Rapporté au parc réel, l'ordre de grandeur est le suivant : environ 1 060 logements occupés par leur propriétaire, de l'ordre de 1 258 maisons individuelles, 306 logements encore chauffés au gaz ou au fioul, soit 23 % du parc. Ce volume ne préjuge d'aucune éligibilité individuelle : il indique seulement où se concentrent, à Piriac-sur-Mer, les situations où le scénario décrit sur cette page a le plus de chances d'être pertinent.

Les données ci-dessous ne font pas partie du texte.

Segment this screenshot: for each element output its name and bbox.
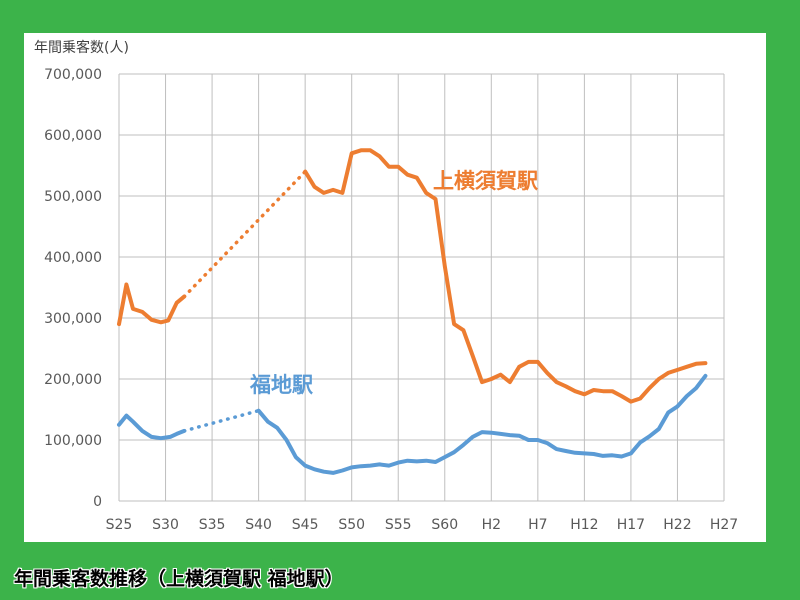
x-tick-label: H12 bbox=[570, 517, 598, 533]
chart-panel: 0 100,000 200,000 300,000 400,000 500,000 600,… bbox=[24, 33, 766, 542]
x-tick-label: H17 bbox=[617, 517, 645, 533]
y-tick-label: 500,000 bbox=[44, 189, 102, 205]
series-line-fukuchi-dotted bbox=[182, 408, 261, 433]
y-tick-label: 300,000 bbox=[44, 311, 102, 327]
series-line-kamiyokosuka bbox=[303, 148, 708, 404]
x-tick-label: H22 bbox=[663, 517, 691, 533]
series-line-kamiyokosuka bbox=[117, 282, 187, 327]
x-tick-label: S45 bbox=[292, 517, 319, 533]
x-tick-label: S50 bbox=[338, 517, 365, 533]
y-tick-label: 100,000 bbox=[44, 433, 102, 449]
chart-caption: 年間乗客数推移（上横須賀駅 福地駅） bbox=[14, 568, 344, 590]
x-tick-label: S55 bbox=[385, 517, 412, 533]
x-tick-label: S35 bbox=[199, 517, 226, 533]
x-tick-label: S60 bbox=[431, 517, 458, 533]
series-label-kamiyokosuka: 上横須賀駅 bbox=[433, 169, 539, 193]
x-tick-label: S40 bbox=[245, 517, 272, 533]
x-tick-label: S30 bbox=[152, 517, 179, 533]
series-line-fukuchi bbox=[117, 413, 187, 441]
y-tick-label: 0 bbox=[93, 494, 102, 510]
series-line-fukuchi bbox=[256, 373, 708, 475]
x-tick-label: H2 bbox=[482, 517, 501, 533]
y-tick-label: 200,000 bbox=[44, 372, 102, 388]
y-tick-label: 600,000 bbox=[44, 128, 102, 144]
line-chart: 0 100,000 200,000 300,000 400,000 500,000 600,… bbox=[34, 39, 738, 533]
y-tick-label: 400,000 bbox=[44, 250, 102, 266]
x-tick-label: H27 bbox=[710, 517, 738, 533]
series-line-kamiyokosuka-dotted bbox=[182, 169, 307, 299]
y-tick-label: 700,000 bbox=[44, 67, 102, 83]
x-tick-label: S25 bbox=[106, 517, 133, 533]
series-label-fukuchi: 福地駅 bbox=[249, 373, 314, 397]
x-tick-label: H7 bbox=[528, 517, 547, 533]
y-axis-label: 年間乗客数(人) bbox=[34, 39, 129, 56]
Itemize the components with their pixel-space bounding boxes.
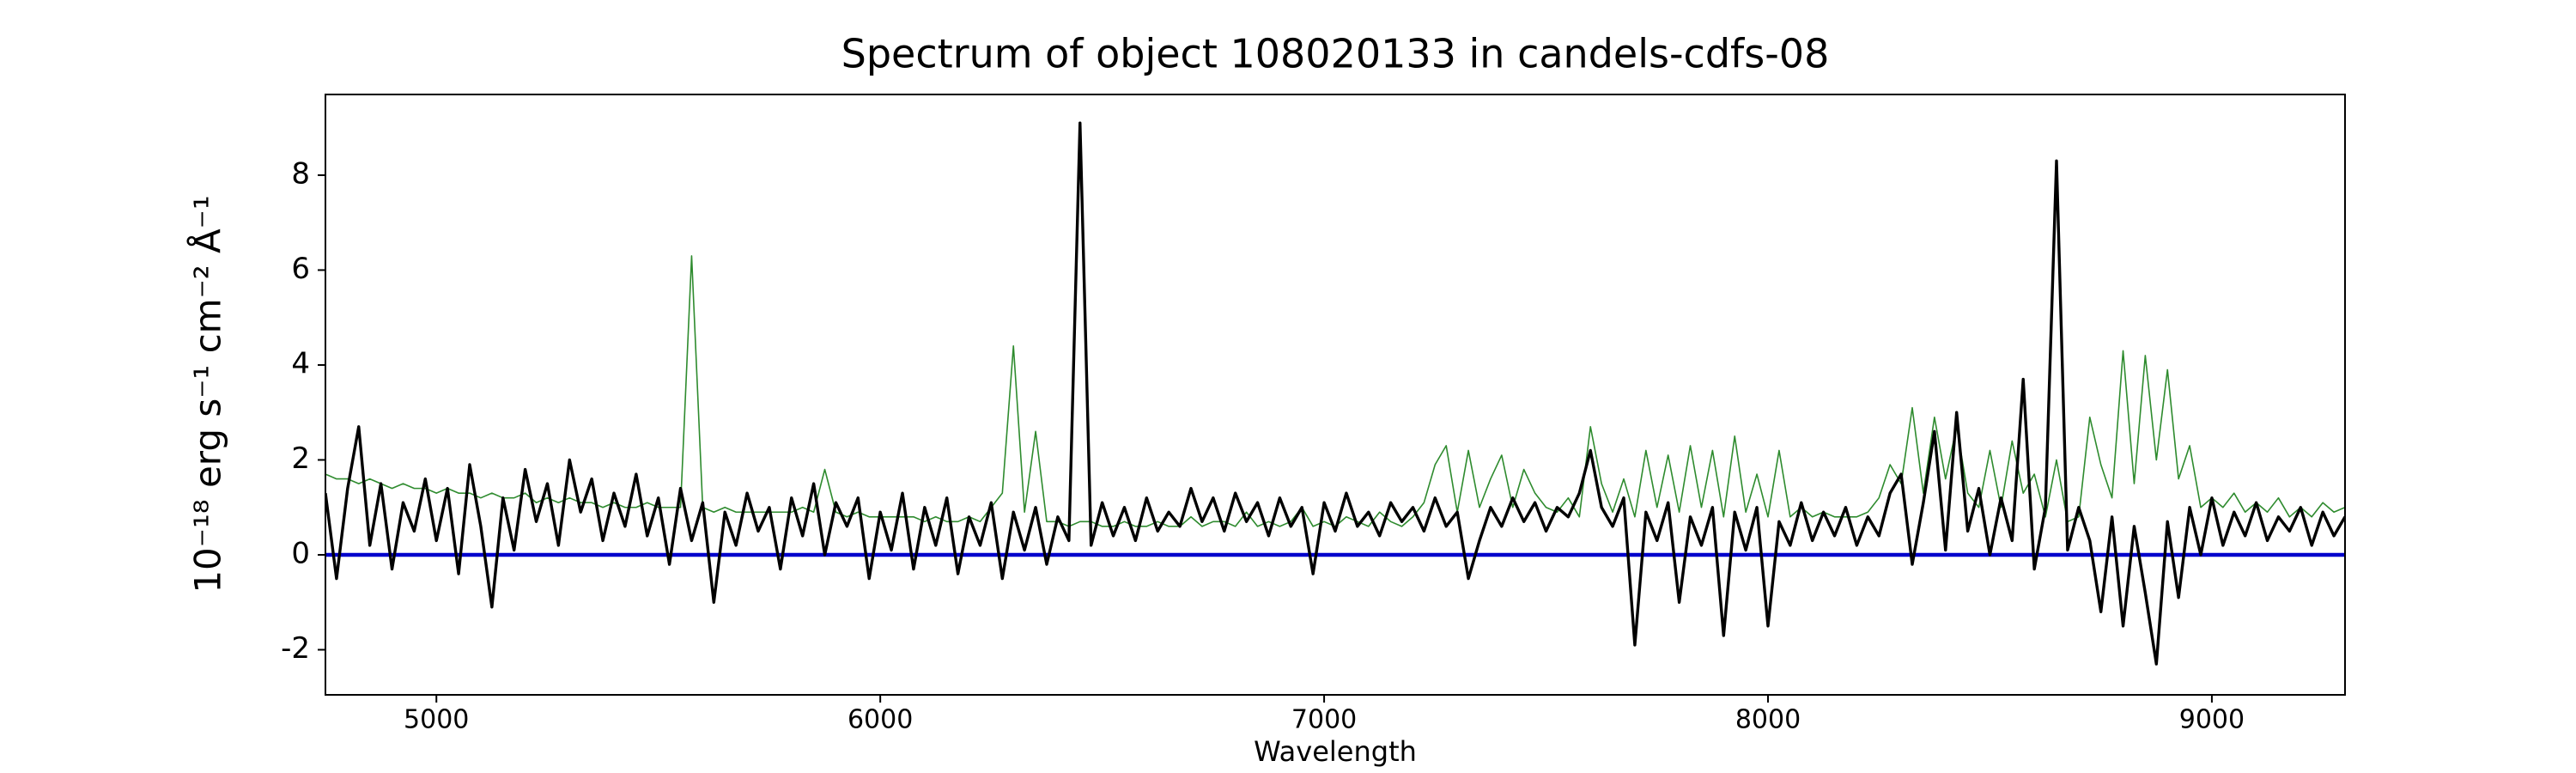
spectrum-line <box>325 121 2345 666</box>
plot-frame <box>325 94 2346 696</box>
x-axis-label: Wavelength <box>1254 735 1417 768</box>
x-tick-label: 5000 <box>404 705 469 735</box>
y-tick-label: 4 <box>291 346 310 380</box>
x-tick-label: 7000 <box>1291 705 1357 735</box>
x-tick-label: 6000 <box>848 705 913 735</box>
y-tick-label: 2 <box>291 441 310 476</box>
x-tick-label: 9000 <box>2179 705 2245 735</box>
y-tick-label: -2 <box>281 631 310 666</box>
y-tick-label: 6 <box>291 252 310 286</box>
chart-title: Spectrum of object 108020133 in candels-… <box>841 31 1830 77</box>
x-tick-label: 8000 <box>1735 705 1801 735</box>
y-tick-label: 0 <box>291 536 310 570</box>
plot-area <box>325 121 2345 666</box>
y-tick-label: 8 <box>291 156 310 191</box>
y-axis-label: 10⁻¹⁸ erg s⁻¹ cm⁻² Å⁻¹ <box>186 195 229 593</box>
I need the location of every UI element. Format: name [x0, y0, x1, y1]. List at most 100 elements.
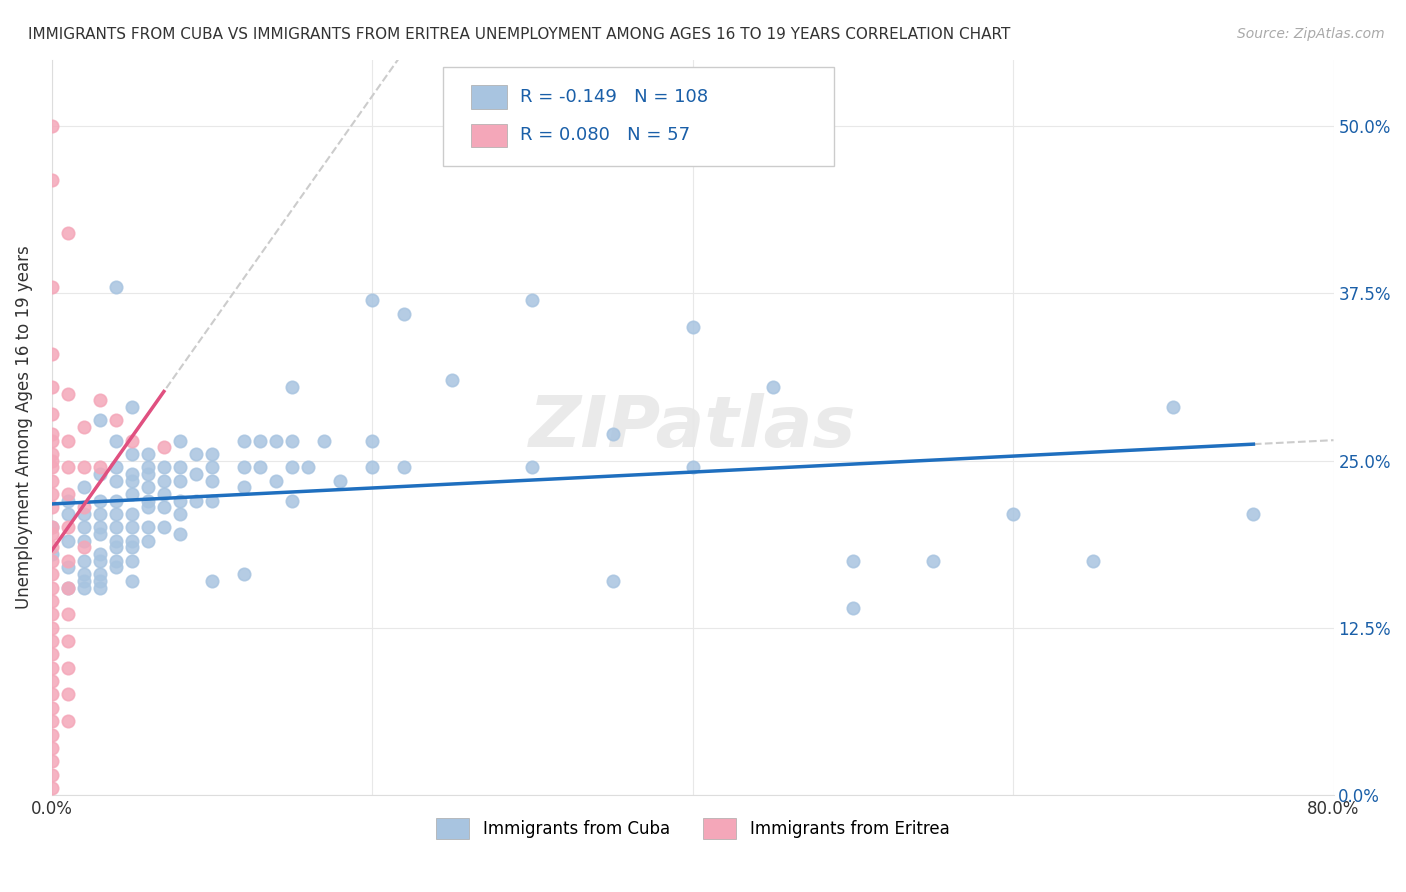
Point [56, 533, 79, 548]
Point [602, 426, 624, 441]
Point [41, 780, 63, 795]
Point [41, 674, 63, 689]
Point [762, 380, 785, 394]
Point [441, 373, 464, 387]
Point [56, 661, 79, 675]
Point [104, 507, 127, 521]
Point [73, 460, 96, 475]
Point [201, 574, 224, 588]
Point [41, 346, 63, 360]
Point [56, 227, 79, 241]
Point [121, 434, 143, 448]
Point [41, 567, 63, 582]
Point [56, 487, 79, 501]
Text: ZIPatlas: ZIPatlas [529, 392, 856, 462]
Point [41, 453, 63, 467]
Point [104, 520, 127, 534]
Point [89, 547, 111, 561]
Point [121, 474, 143, 488]
Point [41, 661, 63, 675]
Point [41, 634, 63, 648]
Point [249, 434, 271, 448]
Point [89, 467, 111, 481]
Point [1002, 507, 1025, 521]
Point [233, 460, 256, 475]
Point [41, 554, 63, 568]
Point [89, 520, 111, 534]
Point [41, 547, 63, 561]
Point [56, 434, 79, 448]
Point [233, 480, 256, 494]
Point [89, 493, 111, 508]
Point [121, 487, 143, 501]
Text: Source: ZipAtlas.com: Source: ZipAtlas.com [1237, 27, 1385, 41]
Point [361, 460, 384, 475]
Point [184, 493, 207, 508]
Point [41, 767, 63, 781]
Point [56, 493, 79, 508]
Point [41, 426, 63, 441]
Point [136, 467, 159, 481]
Point [56, 607, 79, 622]
Point [41, 581, 63, 595]
Point [121, 541, 143, 555]
Point [394, 460, 416, 475]
Point [89, 507, 111, 521]
Point [73, 581, 96, 595]
FancyBboxPatch shape [443, 67, 834, 166]
Point [121, 507, 143, 521]
Point [104, 493, 127, 508]
Point [41, 407, 63, 421]
Point [56, 581, 79, 595]
Point [89, 460, 111, 475]
Point [281, 460, 304, 475]
Point [73, 554, 96, 568]
Point [104, 560, 127, 574]
Point [201, 493, 224, 508]
Point [136, 493, 159, 508]
Point [361, 293, 384, 308]
Point [136, 533, 159, 548]
Point [73, 507, 96, 521]
Point [169, 460, 191, 475]
Point [201, 460, 224, 475]
Point [201, 474, 224, 488]
Point [104, 413, 127, 427]
Point [281, 493, 304, 508]
Point [297, 460, 319, 475]
Point [184, 447, 207, 461]
Text: IMMIGRANTS FROM CUBA VS IMMIGRANTS FROM ERITREA UNEMPLOYMENT AMONG AGES 16 TO 19: IMMIGRANTS FROM CUBA VS IMMIGRANTS FROM … [28, 27, 1011, 42]
Point [89, 527, 111, 541]
Point [136, 447, 159, 461]
Point [153, 487, 176, 501]
Point [264, 474, 287, 488]
Point [41, 607, 63, 622]
Text: R = -0.149   N = 108: R = -0.149 N = 108 [520, 88, 707, 106]
FancyBboxPatch shape [471, 86, 506, 109]
Point [121, 467, 143, 481]
Point [121, 520, 143, 534]
Point [153, 520, 176, 534]
Point [73, 567, 96, 582]
Point [153, 440, 176, 454]
Point [169, 474, 191, 488]
Point [922, 554, 945, 568]
Point [41, 520, 63, 534]
Point [41, 474, 63, 488]
Point [41, 380, 63, 394]
Point [522, 460, 544, 475]
Point [41, 541, 63, 555]
Point [169, 434, 191, 448]
Point [682, 460, 704, 475]
Point [73, 574, 96, 588]
Text: R = 0.080   N = 57: R = 0.080 N = 57 [520, 127, 690, 145]
Point [41, 460, 63, 475]
Point [41, 120, 63, 134]
Point [184, 467, 207, 481]
Point [89, 567, 111, 582]
Point [522, 293, 544, 308]
Point [682, 319, 704, 334]
Point [264, 434, 287, 448]
Point [136, 480, 159, 494]
Point [281, 380, 304, 394]
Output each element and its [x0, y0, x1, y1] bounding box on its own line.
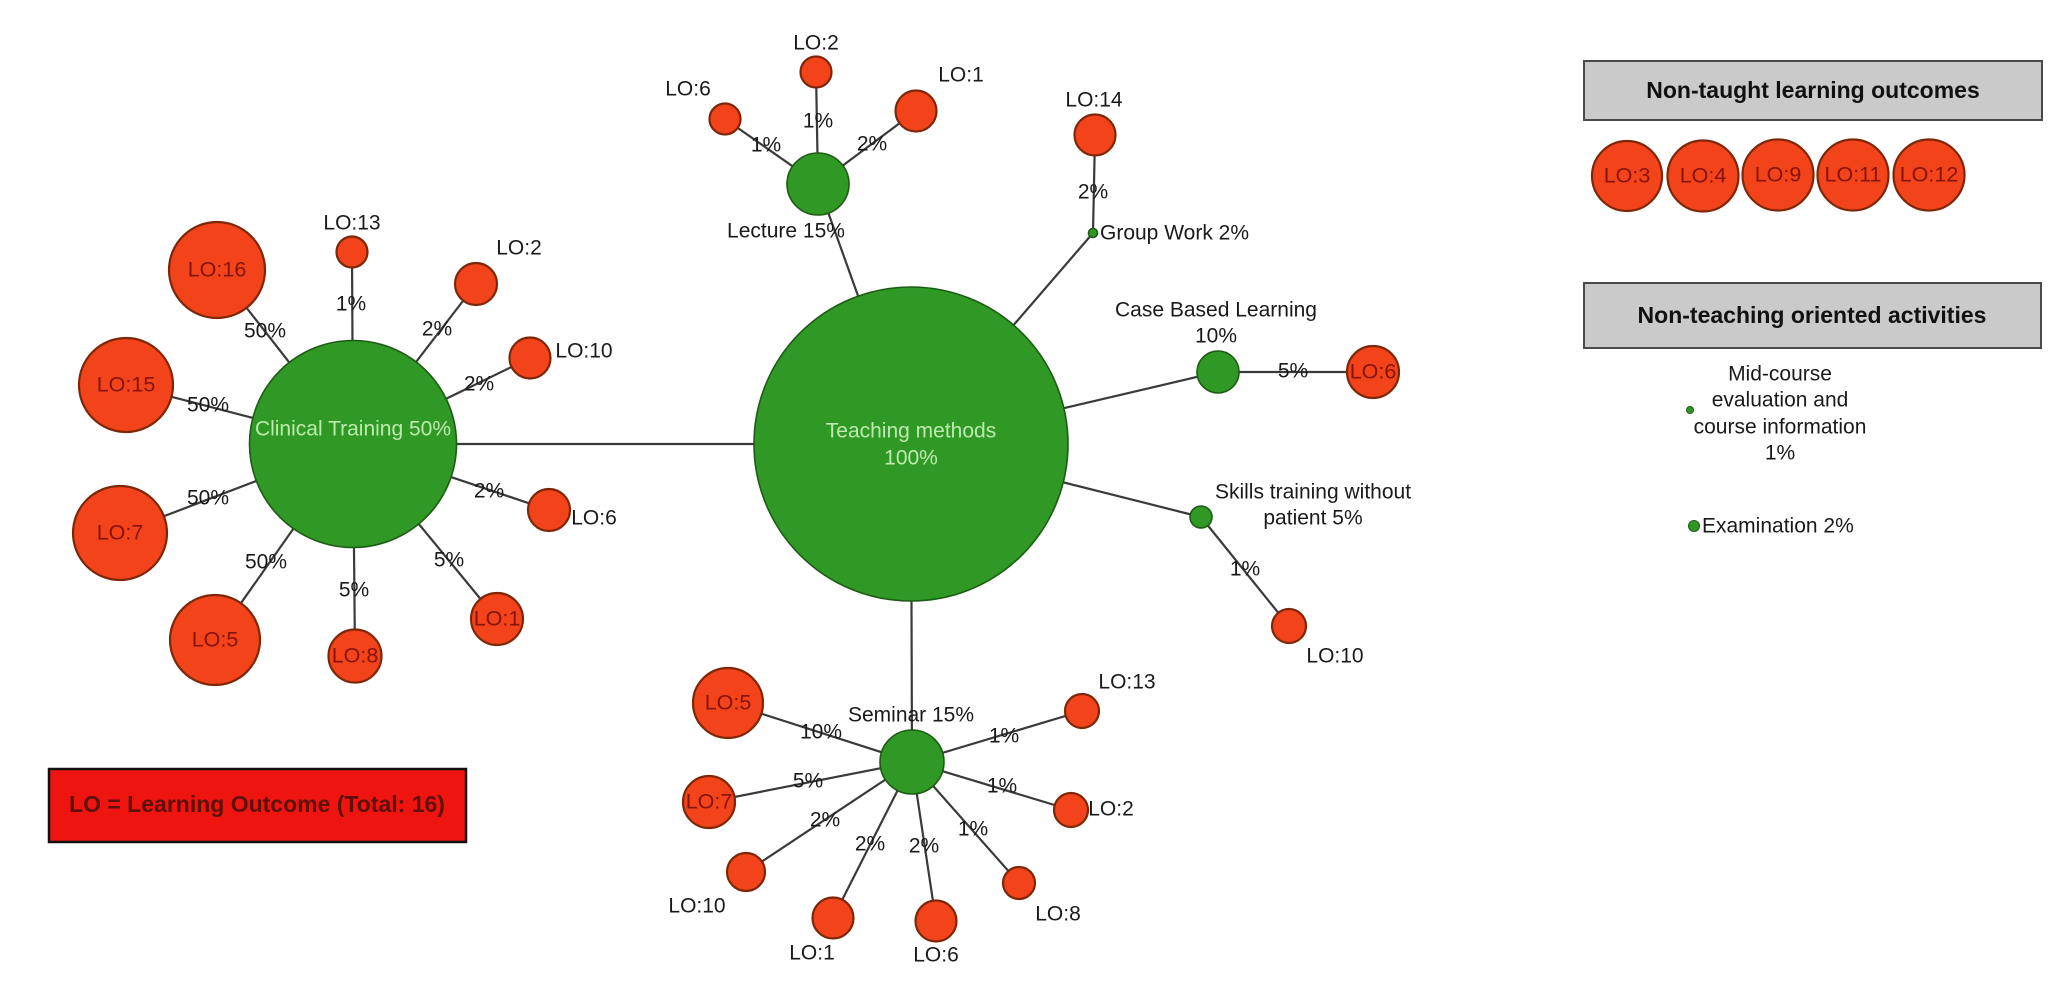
svg-text:5%: 5%	[434, 549, 464, 572]
svg-text:LO:2: LO:2	[1088, 798, 1134, 821]
svg-text:10%: 10%	[800, 721, 842, 744]
svg-text:LO:5: LO:5	[192, 628, 239, 652]
svg-text:LO:9: LO:9	[1755, 163, 1802, 187]
svg-text:evaluation and: evaluation and	[1712, 389, 1849, 412]
svg-text:1%: 1%	[989, 725, 1019, 748]
svg-text:LO:16: LO:16	[188, 258, 247, 282]
svg-text:Lecture 15%: Lecture 15%	[727, 220, 845, 243]
svg-text:LO:5: LO:5	[705, 691, 752, 715]
svg-text:50%: 50%	[187, 487, 229, 510]
svg-text:2%: 2%	[855, 833, 885, 856]
svg-text:LO:1: LO:1	[474, 607, 521, 631]
svg-text:LO:8: LO:8	[1035, 903, 1081, 926]
svg-text:Examination 2%: Examination 2%	[1702, 515, 1854, 538]
svg-text:Group Work 2%: Group Work 2%	[1100, 222, 1249, 245]
svg-text:5%: 5%	[339, 579, 369, 602]
svg-text:LO:7: LO:7	[686, 790, 733, 814]
svg-text:LO:8: LO:8	[332, 644, 379, 668]
svg-text:Clinical Training 50%: Clinical Training 50%	[255, 418, 451, 441]
svg-text:patient 5%: patient 5%	[1263, 507, 1362, 530]
svg-text:LO:13: LO:13	[1098, 671, 1155, 694]
svg-text:Skills training without: Skills training without	[1215, 481, 1411, 504]
svg-text:Mid-course: Mid-course	[1728, 363, 1832, 386]
svg-text:LO:2: LO:2	[496, 237, 542, 260]
svg-text:Seminar 15%: Seminar 15%	[848, 704, 974, 727]
svg-text:LO:6: LO:6	[1350, 360, 1397, 384]
svg-text:LO:15: LO:15	[97, 373, 156, 397]
svg-text:LO:1: LO:1	[938, 64, 984, 87]
svg-text:2%: 2%	[464, 373, 494, 396]
svg-text:LO:14: LO:14	[1065, 89, 1123, 112]
svg-text:LO:7: LO:7	[97, 521, 144, 545]
svg-text:LO:6: LO:6	[913, 944, 959, 967]
svg-text:Non-taught learning outcomes: Non-taught learning outcomes	[1646, 77, 1980, 103]
svg-text:Case Based Learning: Case Based Learning	[1115, 299, 1317, 322]
svg-text:LO:12: LO:12	[1900, 163, 1959, 187]
svg-text:LO:3: LO:3	[1604, 164, 1651, 188]
svg-text:LO:10: LO:10	[555, 340, 612, 363]
svg-text:LO:4: LO:4	[1680, 164, 1727, 188]
svg-text:LO:6: LO:6	[571, 507, 617, 530]
svg-text:1%: 1%	[1230, 558, 1260, 581]
svg-text:LO = Learning Outcome (Total:: LO = Learning Outcome (Total: 16)	[69, 791, 445, 817]
svg-text:50%: 50%	[245, 551, 287, 574]
svg-text:1%: 1%	[1765, 442, 1795, 465]
svg-text:2%: 2%	[474, 480, 504, 503]
svg-text:5%: 5%	[793, 770, 823, 793]
svg-text:50%: 50%	[244, 320, 286, 343]
svg-text:course information: course information	[1694, 416, 1867, 439]
svg-text:5%: 5%	[1278, 360, 1308, 383]
svg-text:Non-teaching oriented activiti: Non-teaching oriented activities	[1638, 302, 1987, 328]
svg-text:2%: 2%	[1078, 181, 1108, 204]
svg-text:Teaching methods: Teaching methods	[826, 420, 996, 443]
svg-text:LO:10: LO:10	[1306, 645, 1363, 668]
svg-text:100%: 100%	[884, 447, 938, 470]
svg-text:LO:11: LO:11	[1825, 163, 1882, 187]
svg-text:50%: 50%	[187, 394, 229, 417]
svg-text:1%: 1%	[803, 110, 833, 133]
svg-text:LO:1: LO:1	[789, 942, 835, 965]
svg-text:2%: 2%	[857, 133, 887, 156]
svg-text:LO:6: LO:6	[665, 78, 711, 101]
svg-text:LO:13: LO:13	[323, 212, 380, 235]
svg-text:1%: 1%	[987, 775, 1017, 798]
svg-text:1%: 1%	[958, 818, 988, 841]
svg-text:10%: 10%	[1195, 325, 1237, 348]
svg-text:2%: 2%	[909, 835, 939, 858]
svg-text:LO:10: LO:10	[668, 895, 725, 918]
svg-text:LO:2: LO:2	[793, 32, 839, 55]
svg-text:1%: 1%	[751, 134, 781, 157]
svg-text:2%: 2%	[422, 318, 452, 341]
svg-text:2%: 2%	[810, 809, 840, 832]
svg-text:1%: 1%	[336, 293, 366, 316]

Le chiffrage type publié sur cette page part de 105 m², en zone H2b : après un bouquet complet, la consommation recule d'environ 13 000 kWh par an, soit près de 1 400 € au tarif de référence. Côté financement, l'assiette est plafonnée à 40 000 € HT dès trois classes gagnées, l'aide ANAH s'échelonne de 4 000 € à 32 000 € selon le revenu fiscal de référence, et l'accompagnement obligatoire est pris en charge jusqu'à 2 000 €.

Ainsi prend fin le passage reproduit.